The companies named in the settlements include two major convenience store chains, a Portland-based sock merchant, a travel firm, and a skincare company.
“As Oregonians continue to navigate the COVID-19 pandemic, these actions are a reminder that as your AG, I will not tolerate price gouging and other unconscionable trade practices,” said Attorney General Rosenblum. “Most businesses are following the law. Those that are not should take note: the Oregon Department of Justice will investigate, and we will hold you accountable. The penalties for violations are significant.”
Rosenblum's office said that these settlements are known as "Assurances of Voluntary Compliance," requiring the businesses to pay between $12,500 and $21,500, depending on the severity and number of violations.
The highest penalty went to convenience store chain Plaid Pantry, accused of charging "unconscionably excessive prices" for face masks. Rosenblum's office said that the DOJ received a complaint in the spring that Plaid Pantry was selling a four-pack of face masks for seemingly inflated prices.
"The investigation revealed Plaid Pantry purchased these masks at a cost of $4.50 per four pack and sold 9,000 of them between May and June for nearly double the purchase price," the AG's office said.
Also in March, the DOJ received similar complaints about prices on individual masks sold at 7-Eleven stores. Both chains later agreed to stop charging excessive prices for face masks.
Two other DOJ investigations involved businesses claiming that their products could "prevent, cure, or mitigate the effects of COVID-19." Live Your Colour, Inc. agreed to pay $15,000 for advertising that its silk socks could protect against COVID-19, the AG's office said.

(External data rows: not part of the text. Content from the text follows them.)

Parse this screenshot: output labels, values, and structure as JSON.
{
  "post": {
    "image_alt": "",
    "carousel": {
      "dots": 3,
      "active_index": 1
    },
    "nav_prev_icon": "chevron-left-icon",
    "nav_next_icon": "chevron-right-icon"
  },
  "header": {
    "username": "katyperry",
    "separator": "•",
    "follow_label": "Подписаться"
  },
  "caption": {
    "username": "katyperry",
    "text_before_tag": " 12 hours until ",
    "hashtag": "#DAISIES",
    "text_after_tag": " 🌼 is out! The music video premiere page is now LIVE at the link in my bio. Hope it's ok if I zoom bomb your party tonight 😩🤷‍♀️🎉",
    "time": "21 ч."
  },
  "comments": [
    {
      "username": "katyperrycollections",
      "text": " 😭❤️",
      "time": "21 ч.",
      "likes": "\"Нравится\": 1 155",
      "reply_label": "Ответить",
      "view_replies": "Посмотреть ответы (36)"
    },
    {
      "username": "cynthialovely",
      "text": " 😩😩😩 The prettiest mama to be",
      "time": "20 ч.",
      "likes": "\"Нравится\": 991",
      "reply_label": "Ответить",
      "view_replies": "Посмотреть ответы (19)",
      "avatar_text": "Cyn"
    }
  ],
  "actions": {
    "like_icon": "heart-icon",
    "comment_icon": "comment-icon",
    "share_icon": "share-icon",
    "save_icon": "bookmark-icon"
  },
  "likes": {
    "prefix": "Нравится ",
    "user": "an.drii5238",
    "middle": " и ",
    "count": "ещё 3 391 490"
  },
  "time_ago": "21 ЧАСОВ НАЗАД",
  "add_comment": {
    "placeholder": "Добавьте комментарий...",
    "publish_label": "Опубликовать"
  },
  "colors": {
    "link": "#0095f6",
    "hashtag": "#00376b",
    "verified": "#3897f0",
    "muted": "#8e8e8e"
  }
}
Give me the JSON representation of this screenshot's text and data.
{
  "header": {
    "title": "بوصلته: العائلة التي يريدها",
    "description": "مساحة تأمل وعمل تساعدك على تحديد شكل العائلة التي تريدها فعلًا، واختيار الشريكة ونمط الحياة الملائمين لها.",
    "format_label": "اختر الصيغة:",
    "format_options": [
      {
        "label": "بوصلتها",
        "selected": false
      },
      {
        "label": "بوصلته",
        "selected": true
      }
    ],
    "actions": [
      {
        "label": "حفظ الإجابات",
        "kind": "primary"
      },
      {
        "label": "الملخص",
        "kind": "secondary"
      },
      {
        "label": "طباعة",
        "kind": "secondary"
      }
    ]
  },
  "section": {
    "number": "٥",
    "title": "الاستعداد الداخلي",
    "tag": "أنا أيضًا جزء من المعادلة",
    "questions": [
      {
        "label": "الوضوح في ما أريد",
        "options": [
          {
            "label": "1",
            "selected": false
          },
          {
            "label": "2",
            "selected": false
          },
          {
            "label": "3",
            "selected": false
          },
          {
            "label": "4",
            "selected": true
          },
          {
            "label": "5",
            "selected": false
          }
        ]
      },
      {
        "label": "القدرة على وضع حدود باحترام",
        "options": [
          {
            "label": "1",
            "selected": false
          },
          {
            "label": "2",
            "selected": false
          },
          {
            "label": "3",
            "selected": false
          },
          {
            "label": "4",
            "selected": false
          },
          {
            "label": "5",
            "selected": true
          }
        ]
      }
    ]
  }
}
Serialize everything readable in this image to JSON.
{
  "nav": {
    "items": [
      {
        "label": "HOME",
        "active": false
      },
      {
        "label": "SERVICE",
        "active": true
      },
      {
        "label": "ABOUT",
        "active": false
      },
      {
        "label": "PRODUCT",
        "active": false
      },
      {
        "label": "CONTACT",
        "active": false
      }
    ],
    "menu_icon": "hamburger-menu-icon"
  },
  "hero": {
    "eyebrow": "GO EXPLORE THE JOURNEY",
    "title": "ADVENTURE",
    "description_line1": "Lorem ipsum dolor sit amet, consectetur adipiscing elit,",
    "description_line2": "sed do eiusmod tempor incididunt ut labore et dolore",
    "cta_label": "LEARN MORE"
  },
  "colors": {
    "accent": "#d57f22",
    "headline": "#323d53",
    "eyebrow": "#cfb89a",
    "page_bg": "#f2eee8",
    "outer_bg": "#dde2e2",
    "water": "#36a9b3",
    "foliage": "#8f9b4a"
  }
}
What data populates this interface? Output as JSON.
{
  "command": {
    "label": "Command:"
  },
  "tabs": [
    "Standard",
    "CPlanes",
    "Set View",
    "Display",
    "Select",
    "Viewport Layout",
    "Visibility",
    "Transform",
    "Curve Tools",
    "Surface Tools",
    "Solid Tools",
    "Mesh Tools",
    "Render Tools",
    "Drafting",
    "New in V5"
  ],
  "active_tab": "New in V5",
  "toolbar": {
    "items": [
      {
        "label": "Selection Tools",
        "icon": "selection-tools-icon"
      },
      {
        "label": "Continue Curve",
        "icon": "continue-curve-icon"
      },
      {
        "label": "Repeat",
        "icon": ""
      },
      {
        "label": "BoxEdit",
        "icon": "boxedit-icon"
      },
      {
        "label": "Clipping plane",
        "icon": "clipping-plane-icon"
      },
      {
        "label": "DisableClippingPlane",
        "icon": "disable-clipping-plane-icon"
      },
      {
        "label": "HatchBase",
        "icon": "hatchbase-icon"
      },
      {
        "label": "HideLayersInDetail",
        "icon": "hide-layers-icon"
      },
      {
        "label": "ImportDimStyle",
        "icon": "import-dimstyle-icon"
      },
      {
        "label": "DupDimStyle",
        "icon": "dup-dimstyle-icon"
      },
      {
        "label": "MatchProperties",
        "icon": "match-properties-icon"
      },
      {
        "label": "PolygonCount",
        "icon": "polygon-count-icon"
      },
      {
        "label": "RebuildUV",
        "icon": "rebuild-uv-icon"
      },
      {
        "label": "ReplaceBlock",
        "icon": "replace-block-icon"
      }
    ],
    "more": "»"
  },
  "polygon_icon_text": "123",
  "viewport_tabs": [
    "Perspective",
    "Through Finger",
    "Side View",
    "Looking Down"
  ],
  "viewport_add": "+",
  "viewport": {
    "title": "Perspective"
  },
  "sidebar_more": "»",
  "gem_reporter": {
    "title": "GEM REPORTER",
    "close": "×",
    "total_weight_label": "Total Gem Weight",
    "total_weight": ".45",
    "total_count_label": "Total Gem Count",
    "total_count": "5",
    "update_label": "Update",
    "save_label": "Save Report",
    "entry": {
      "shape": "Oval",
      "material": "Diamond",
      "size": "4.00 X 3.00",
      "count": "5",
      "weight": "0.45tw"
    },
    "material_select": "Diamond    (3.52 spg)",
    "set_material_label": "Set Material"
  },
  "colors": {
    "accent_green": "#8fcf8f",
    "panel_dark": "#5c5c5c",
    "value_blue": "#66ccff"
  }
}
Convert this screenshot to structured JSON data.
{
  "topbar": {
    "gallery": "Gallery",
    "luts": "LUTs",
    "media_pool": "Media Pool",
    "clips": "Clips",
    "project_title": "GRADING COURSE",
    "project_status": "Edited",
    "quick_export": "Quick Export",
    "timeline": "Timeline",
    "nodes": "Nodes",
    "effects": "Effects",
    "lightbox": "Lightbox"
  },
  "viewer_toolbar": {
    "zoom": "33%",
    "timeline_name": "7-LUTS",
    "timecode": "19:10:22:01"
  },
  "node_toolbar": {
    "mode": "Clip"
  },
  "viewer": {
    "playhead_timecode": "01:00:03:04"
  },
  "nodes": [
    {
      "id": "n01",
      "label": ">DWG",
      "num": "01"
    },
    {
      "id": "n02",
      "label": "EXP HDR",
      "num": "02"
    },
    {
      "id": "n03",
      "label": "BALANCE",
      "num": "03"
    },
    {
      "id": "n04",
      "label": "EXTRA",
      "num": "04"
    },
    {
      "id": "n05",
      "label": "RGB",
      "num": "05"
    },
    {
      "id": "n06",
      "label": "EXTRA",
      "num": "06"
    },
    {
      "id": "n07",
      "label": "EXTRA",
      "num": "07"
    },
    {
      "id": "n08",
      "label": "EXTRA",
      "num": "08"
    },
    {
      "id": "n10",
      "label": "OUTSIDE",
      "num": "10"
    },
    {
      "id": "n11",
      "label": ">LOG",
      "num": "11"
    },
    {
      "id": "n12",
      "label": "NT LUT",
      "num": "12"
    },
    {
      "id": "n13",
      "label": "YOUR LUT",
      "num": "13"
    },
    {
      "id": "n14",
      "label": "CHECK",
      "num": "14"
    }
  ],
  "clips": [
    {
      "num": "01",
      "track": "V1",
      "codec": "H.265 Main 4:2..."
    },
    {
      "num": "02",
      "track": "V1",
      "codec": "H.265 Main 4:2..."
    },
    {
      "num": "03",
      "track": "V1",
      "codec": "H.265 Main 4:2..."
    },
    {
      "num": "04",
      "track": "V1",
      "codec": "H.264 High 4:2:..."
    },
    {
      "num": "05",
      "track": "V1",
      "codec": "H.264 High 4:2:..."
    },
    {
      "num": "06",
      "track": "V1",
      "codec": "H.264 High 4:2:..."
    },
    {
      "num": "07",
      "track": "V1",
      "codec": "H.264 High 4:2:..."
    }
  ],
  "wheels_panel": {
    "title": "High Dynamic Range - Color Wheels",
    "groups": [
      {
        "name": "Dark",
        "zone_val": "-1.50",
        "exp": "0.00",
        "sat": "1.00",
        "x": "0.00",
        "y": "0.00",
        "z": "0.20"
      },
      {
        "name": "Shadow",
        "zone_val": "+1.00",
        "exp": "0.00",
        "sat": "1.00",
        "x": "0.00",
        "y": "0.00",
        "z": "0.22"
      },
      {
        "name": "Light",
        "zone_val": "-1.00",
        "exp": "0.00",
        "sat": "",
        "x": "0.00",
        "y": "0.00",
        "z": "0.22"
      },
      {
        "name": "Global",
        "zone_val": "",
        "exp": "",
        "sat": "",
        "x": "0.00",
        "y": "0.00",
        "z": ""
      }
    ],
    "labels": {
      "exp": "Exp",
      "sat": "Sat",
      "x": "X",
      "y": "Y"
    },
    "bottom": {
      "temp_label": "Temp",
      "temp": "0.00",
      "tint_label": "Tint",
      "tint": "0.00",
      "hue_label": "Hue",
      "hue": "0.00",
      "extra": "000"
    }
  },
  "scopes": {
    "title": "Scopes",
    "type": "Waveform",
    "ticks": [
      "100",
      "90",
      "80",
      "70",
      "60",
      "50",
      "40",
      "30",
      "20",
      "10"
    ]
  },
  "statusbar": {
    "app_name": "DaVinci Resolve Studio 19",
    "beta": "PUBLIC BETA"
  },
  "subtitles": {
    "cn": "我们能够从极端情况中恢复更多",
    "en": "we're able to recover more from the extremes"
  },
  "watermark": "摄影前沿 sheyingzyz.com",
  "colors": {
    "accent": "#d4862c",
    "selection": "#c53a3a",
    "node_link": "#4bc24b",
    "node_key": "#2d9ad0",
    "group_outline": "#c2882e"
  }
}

Bend-based skincare company Sher-Ray, Inc. advertised one of its products, an aromatherapy diffuser blend called “Respiratory Remedy” as a possible way to prevent getting COVID-19.
Both businesses agreed to stop making claims about their products' efficacy relating to COVID-19 without scientific evidence to support it.
Finally, the DOJ looked into the refund practices of EF Tours, a travel company that had arranged educational trips for more than 1,500 Oregon high school students and teachers. As part of the settlement, the company agreed to "increase the amount of refunds offered to consumers in accordance with Oregon law," the AG's office said.